Gravity & Stars
It’s been 20 years since I tasted alcohol, but some things never change: I’m a glutton for beauty.
I’ve been indulging in a steady flow of the good stuff — poetry, music, visual arts — for three weeks now.
For starters, the Seward County Community College/Area Technical School spring musical is playing this weekend. Since one of my children participates in all things theatrical, I got a preliminary peek at the show, “Into the Woods.” The endeavor is amazing, from the well-thought-out sets to the color palette of the costumes. In her first season at the helm of the SCCC/ATS theater program, Director Gloria Goodwin has done a masterful job of bringing all the elements together to create nothing short of art.
My family chuckles a bit when I start to throw the “a” word around, because I become weirdly intense in my enthusiasm. Yet it’s merited, because art matters, and our modern lives don’t allow enough room or time for it. We’ve got all these nifty little glowing screens. We forget that a song performed live can be achingly beautiful in a way a recording will never match. We rush from place to place without noticing the way the sunrise-tinted clouds match the pink of the newly opened rosebud trees so that the whole world looks like it’s getting dressed for prom. On a stage, the lighting, shadows and costumes tries to replicate that lush beauty, and this show accomplished that.
As they say during “Into the Woods” to mark the passage of time, “two midnights!”
The next course of serious art comes through the doorway of National Poetry Month, which I’ve chosen to mark with the ridiculously ambitious goal of writing a poem a day. Following the lead of my friend and former fellow Liberal resident Steve Brisendine — remember him? The guy who writes sports copy that sounds like epic poems? — I embarked on a “Poem a Day” project and even coaxed a few people to join in.
The resulting community, made possible ONLY by the little glowing screens of person Internet access, has given me a fresh love of the written word in its most potent form. A squirrel racing across the street can set me off. So can the emphatic words of a weary parent at the checkout line, or the sight of stars above neon signs late at night.
Poetry was once a part of the common man’s life. Children at school everywhere were expected to memorize long pieces, like “The Village Blacksmith,” which my mother still quotes with ease. Since most churchgoing people used the King James Bible — and by “used,” I mean they read it daily with sincere attention — the gorgeous rhythms of older English felt almost natural. Of course, they were no little glowing screens. Words still trumped pictures, though the equation has reversed in recent decades.

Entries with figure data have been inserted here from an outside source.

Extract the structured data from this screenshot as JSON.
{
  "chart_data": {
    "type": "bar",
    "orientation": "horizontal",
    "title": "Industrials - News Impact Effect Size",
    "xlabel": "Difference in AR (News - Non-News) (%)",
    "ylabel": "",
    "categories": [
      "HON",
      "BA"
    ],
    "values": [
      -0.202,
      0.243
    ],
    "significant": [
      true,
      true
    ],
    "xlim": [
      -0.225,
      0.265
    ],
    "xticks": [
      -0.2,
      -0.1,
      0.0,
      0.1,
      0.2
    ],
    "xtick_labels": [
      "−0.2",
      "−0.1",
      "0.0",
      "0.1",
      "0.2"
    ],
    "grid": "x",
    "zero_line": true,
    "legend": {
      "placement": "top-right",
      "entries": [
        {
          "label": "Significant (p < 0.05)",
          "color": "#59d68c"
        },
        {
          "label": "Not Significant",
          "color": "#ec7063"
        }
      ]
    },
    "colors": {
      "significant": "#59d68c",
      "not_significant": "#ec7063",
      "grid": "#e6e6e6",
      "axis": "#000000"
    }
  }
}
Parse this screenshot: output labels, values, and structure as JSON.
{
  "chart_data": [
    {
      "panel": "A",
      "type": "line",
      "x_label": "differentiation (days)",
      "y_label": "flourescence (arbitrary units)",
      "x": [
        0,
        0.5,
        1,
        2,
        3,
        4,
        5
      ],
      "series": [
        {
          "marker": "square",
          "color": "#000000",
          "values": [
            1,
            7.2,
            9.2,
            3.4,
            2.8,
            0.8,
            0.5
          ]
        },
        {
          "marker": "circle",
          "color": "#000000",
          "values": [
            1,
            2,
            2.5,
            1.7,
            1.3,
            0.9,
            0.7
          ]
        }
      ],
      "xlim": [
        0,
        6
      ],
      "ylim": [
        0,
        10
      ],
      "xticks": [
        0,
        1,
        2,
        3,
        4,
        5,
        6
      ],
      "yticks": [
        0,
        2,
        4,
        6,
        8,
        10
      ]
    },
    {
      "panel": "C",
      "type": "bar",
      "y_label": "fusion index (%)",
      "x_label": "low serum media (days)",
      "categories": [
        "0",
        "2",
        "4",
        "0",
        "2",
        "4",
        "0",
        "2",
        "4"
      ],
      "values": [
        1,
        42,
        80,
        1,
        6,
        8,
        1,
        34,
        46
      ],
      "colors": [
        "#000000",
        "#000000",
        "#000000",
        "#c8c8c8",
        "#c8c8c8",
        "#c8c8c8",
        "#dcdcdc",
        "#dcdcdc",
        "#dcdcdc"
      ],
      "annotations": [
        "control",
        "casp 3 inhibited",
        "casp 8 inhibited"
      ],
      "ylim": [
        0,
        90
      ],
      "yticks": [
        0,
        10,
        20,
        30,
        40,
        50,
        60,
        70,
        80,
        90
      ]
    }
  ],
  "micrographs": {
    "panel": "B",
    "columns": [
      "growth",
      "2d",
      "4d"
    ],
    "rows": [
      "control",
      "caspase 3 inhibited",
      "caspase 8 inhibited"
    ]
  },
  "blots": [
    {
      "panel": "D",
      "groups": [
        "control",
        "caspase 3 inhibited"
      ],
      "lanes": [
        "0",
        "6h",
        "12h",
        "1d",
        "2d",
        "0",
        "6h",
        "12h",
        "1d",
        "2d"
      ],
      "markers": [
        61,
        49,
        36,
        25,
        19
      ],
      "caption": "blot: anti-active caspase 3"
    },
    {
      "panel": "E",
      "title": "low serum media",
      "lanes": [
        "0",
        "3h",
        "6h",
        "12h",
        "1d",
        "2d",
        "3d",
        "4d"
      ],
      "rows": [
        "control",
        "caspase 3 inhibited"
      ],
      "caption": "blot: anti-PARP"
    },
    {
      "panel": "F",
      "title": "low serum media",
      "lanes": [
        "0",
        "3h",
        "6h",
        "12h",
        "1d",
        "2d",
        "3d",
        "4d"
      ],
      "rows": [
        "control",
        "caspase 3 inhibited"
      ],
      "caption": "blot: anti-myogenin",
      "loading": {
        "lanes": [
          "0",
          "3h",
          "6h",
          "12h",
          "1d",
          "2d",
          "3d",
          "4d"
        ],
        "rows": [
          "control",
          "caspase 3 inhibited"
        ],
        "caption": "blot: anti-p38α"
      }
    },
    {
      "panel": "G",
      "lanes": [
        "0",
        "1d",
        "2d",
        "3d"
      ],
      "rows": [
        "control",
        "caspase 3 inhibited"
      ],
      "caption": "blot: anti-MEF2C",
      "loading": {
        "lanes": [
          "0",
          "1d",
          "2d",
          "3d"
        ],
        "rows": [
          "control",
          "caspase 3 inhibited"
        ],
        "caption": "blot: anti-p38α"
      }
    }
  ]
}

Not in the circles where I’ve been hanging around these days. At the Poem a Day project, the swapping of haiku and free form and sonnets is the highest form of currency, and poets, as you might expect, are unfailingly generous when critiquing one anothers’ work. People compliment one another about word choices, for Pete’s sake.
Poet One: I love the adjective you used to describe your favorite pet from childhood!
Poet Two: Thanks, I knew you’d understand.
The thing about art-making is, it has this tendency to organically expand. I noticed a fellow reporter’s story about the “Chairish the Children” fundraiser, and his description of art in the form of chair made me want to make one myself. I took inventory of the seating options at my own house — slim at best — then cheered up when I remembered garage sale season has already begun. I could paint a chair creatively. I could paint six. They’d all be different but part of a set. Think how they’d look in the morning sun, while I waited for my little Italian coffee pot to start burbling on the stove.
Just imagine how much poetry I could scribble down while sitting in one of those art chairs.
One of the reasons a move back to Kansas appealed to me — besides the obvious benefit of leaving a party life behind — was its wide-openness. I don’t just mean the circular horizon and endless skyscapes. There’s also the long-distance factor to consider, what with our modestly-sized cities being spaced hundreds of miles apart in the eastern two-thirds of the state.
In Chicago, I’d gotten a bit lazy artistically. I could step out the door on any given day, and be bombarded within moments: fellow train travelers, the homeless man who lived under the El tracks and hit me up for a cigarette each day, the constant crush and rush and colorful press of people in close quarters. “All I have to do for inspiration,” I used to joke, “is leave my apartment.”
It was true. Living out west, I imagined, would force me to dig deeper, since there’s more space than faces in Western Kansas.
I was right, but wrong. The relative isolation of my home state has made me dig a little deeper. Poetry readings are more an annual event — like the one coming up at SCCC/ATS on April 23 — than a weekly occurrence as they were in the Windy City. Art openings, thanks to the college and Baker Arts, happen a bit more frequently. Yet the slimmer schedule does not mean fewer moments of collaboration and inspiration. I still find both when I walk out the front door.
These days, there’s a glorious abundance of inspiration, creation and the writerly, theatrical, artistic inclination to share what we’ve made with our neighbors right here in Liberal, Kansas.
That quenches my thirst in a way no cocktail ever could match.